Once the problem changes to many words, repeating that single-word DFS for every dictionary entry becomes wasteful because the same prefixes get explored again and again. The trie-based solution fixes exactly that issue by merging shared prefixes into one structure and scanning the board once. The tradeoff is extra trie memory, but that is usually well worth it when the dictionary is large.

How would the solution change if the interviewer wanted the path coordinates for each found word?

The DFS can carry a current_path list of coordinates alongside the trie traversal. Each recursive step appends the current cell before exploring neighbors and pops it during backtracking. When a complete word is found, the algorithm copies the current path into the result for that word.

The search logic and correctness argument stay the same because the trie still controls which prefixes are worth exploring. The main tradeoff is output size: copying paths adds extra work proportional to the number of coordinates returned, and the result structure becomes larger than a simple word list.
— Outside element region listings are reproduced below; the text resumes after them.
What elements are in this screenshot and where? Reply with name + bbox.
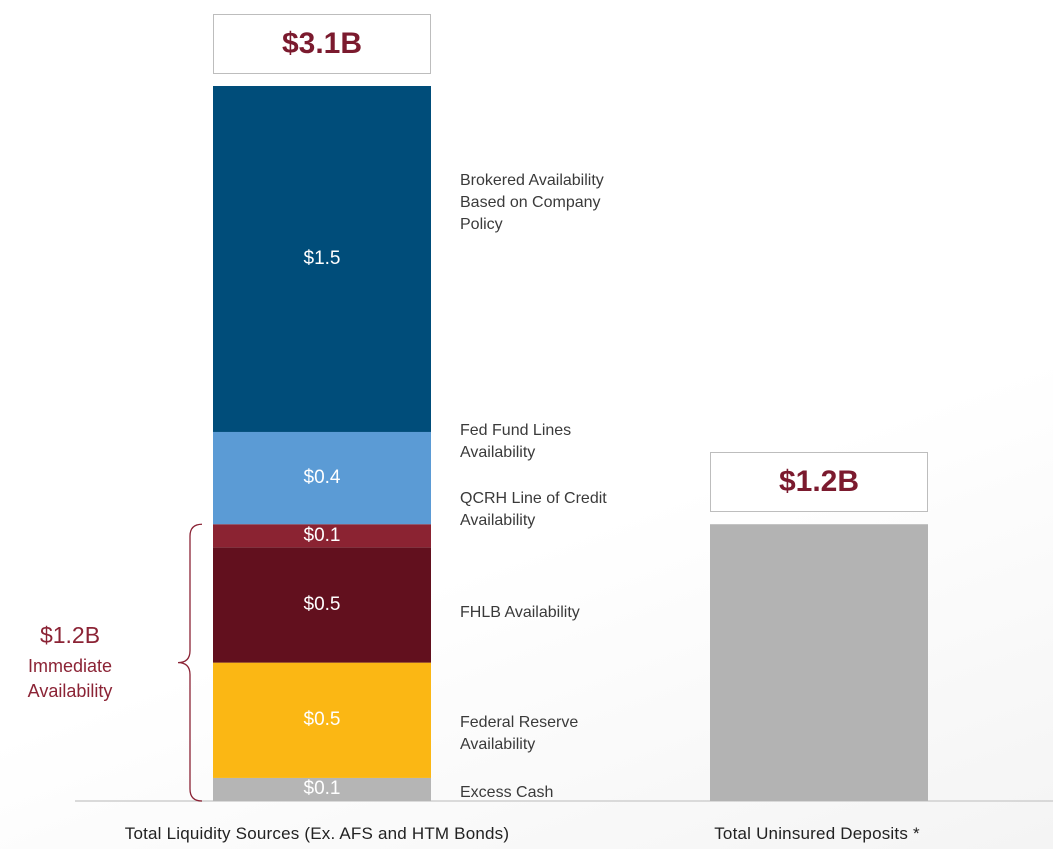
x-tick-label: Total Uninsured Deposits * [714,824,920,843]
total-label: $3.1B [213,14,431,74]
x-tick-label: Total Liquidity Sources (Ex. AFS and HTM… [124,824,510,843]
value-label: $0.5 [303,593,341,615]
bar-segment [213,777,431,801]
value-label: $0.4 [303,467,341,489]
bracket [177,523,203,802]
value-label: $1.5 [303,247,341,269]
legend-label: Excess Cash [460,784,554,801]
bar-segment [710,524,928,801]
legend-label: Federal Reserve Availability [460,714,579,753]
bar-segment [213,86,431,432]
bar-segment [213,662,431,778]
legend-label: QCRH Line of Credit Availability [460,490,607,529]
bar-segment [213,547,431,663]
legend-label: Fed Fund Lines Availability [460,422,572,461]
value-label: $0.1 [303,524,341,546]
value-label: $0.5 [303,709,341,731]
legend-label: FHLB Availability [460,604,580,621]
legend-label: Brokered Availability Based on Company P… [460,172,604,233]
annotation-value: $1.2B [39,622,101,648]
bar-segment [213,524,431,548]
total-label: $1.2B [710,452,928,513]
annotation-text: Immediate Availability [27,656,113,701]
bar-segment [213,431,431,525]
value-label: $0.1 [303,778,341,800]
What if diagonal moves are allowed too?

The overall design does not change. The DFS still walks the board and the trie together, but the neighbor list expands from four directions to eight. Correctness is preserved because the same invariant still holds: the current board path must match the current trie prefix, and each cell can still be marked as visited for the duration of one path.

The tradeoff is the branching factor. With diagonal moves, the worst-case search space grows substantially, so the practical value of trie prefix pruning becomes even more important.

Can the search be optimized further when the word list is huge but the board is small?

Yes. A useful prefilter is to count board characters first and discard any word that asks for some letter more times than the board contains it. Another small optimization is to skip inserting words whose first letter does not appear on the board at all.

These checks do not change the asymptotic big-picture idea, but they can reduce trie size and cut unnecessary DFS calls in practice. The tradeoff is a bit more preprocessing code, so they are best treated as optional enhancements rather than the core interview solution.